Il y a quand même des limites à tout.
La politique russe est calquée sur la politique moderne qui revient à fonctionner par palier ou par étapes. Il y a une sorte de gradation. C’est un peu la politique des petits pas. Si en 2006, le pays avait re-pénalisé l’homosexualité, il y a fort à parier qu’il aurait été exclu du Conseil de l’Europe. Alors il s’est plutôt attaqué à la liberté de manifester, puis celle d’association et enfin maintenant, la plus emblématique, la liberté d’expression ! Et ca passe comme une lettre à la poste. Certaines chancelleries se disent consternées mais bof, sans plus. Même l’obligation pour les ONG locales de s’enregistrer comme « foreign agent » n’a pas beaucoup choqué nos chancellerie. Il n’est même pas question d’exclusion temporaire de la Russie à l’Assemblée Parlementaire du Conseil de l’Europe (APCE) alors que pourtant, il y a des précédents. De toutes façons, la Russie a un statut spécial dans cette organisation strasbourgeoise. Elle y fait ce qu’elle veut puisqu’elle en est membre sans pour autant être obligée d’appliquer les décisions rendues contre elles par la Cour Européenne (CEDH) que pourtant, elle s’est engagée à appliquer. heu… vous me suivez? J’ai retrouvé un écrit de Louis-Georges Tin qui avait interpellé plusieurs membres de l’APCE à ce sujet à un de ses retours de Moscou. Ces gens pourtant très LGBT friendly lui avaient répondu que suspendre la Russie même pour six mois était une très mauvaise idée car cela ne pourrait que nuire aux LGBT russes qui seraient victimes de mesures de rétorsions. En gros, il était urgent de ne rien faire. Surtout, ne rien faire. Bref, 2 ans plus tard, on compte les morts… sans rien faire. Surtout sans rien faire.
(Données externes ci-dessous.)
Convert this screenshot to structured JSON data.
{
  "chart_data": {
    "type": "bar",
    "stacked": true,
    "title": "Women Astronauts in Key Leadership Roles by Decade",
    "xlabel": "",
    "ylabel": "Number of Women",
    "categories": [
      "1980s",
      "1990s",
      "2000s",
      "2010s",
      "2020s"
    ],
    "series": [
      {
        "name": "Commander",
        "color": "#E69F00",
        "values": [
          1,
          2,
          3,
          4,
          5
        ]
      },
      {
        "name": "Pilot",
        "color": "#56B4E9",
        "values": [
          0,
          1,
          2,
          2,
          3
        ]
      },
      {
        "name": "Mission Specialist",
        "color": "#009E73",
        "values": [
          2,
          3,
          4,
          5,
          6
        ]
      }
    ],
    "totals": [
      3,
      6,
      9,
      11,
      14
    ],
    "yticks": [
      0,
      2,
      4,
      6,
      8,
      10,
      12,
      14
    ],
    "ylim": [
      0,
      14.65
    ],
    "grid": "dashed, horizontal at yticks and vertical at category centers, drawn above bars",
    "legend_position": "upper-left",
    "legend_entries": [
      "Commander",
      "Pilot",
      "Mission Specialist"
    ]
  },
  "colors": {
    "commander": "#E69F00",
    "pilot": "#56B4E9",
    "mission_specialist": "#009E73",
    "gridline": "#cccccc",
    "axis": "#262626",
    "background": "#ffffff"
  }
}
Au Quai d’Orsay, on pense pareil. On est moderne, on pense real politik. On « monitore » la situation régulièrement. Voilà au moins, un truc qui n’est ni de droite, ni de gauche. Le monitoring, ca met tout le monde d’accord! J’ai lu des commentaires dans un article récent ou un Yaggeur n’était pas forcément d’accord que le Quai s’intéresse aux problèmes des autres ailleurs, en Russie notamment. La remarque aurait valu pour d’autres pays je pense. Je vois très bien ce qu’il veut dire et je comprends également la position de notre diplomatie. Il y a juste un élément qui me gêne. Suite à l’article de Judith que je mentionnais dans mon premier post, je suis allé faire un tour sur le site du Ministère où sont détaillés les Conseils aux Voyageurs. Je ne sais pas trop ce que le Minisère « monitore » car il n’y a aucune mise en garde pour les LGBT. Rien. Nada. Je vous laisse vérifier. Notre diplomatie (et c’est une des rares car j’ai vérifié les autres pays) attendrait-elle qu’un de ses ressortissants soit victime de toute cette haine avant d’agir?FAut-il un élément déclencheur?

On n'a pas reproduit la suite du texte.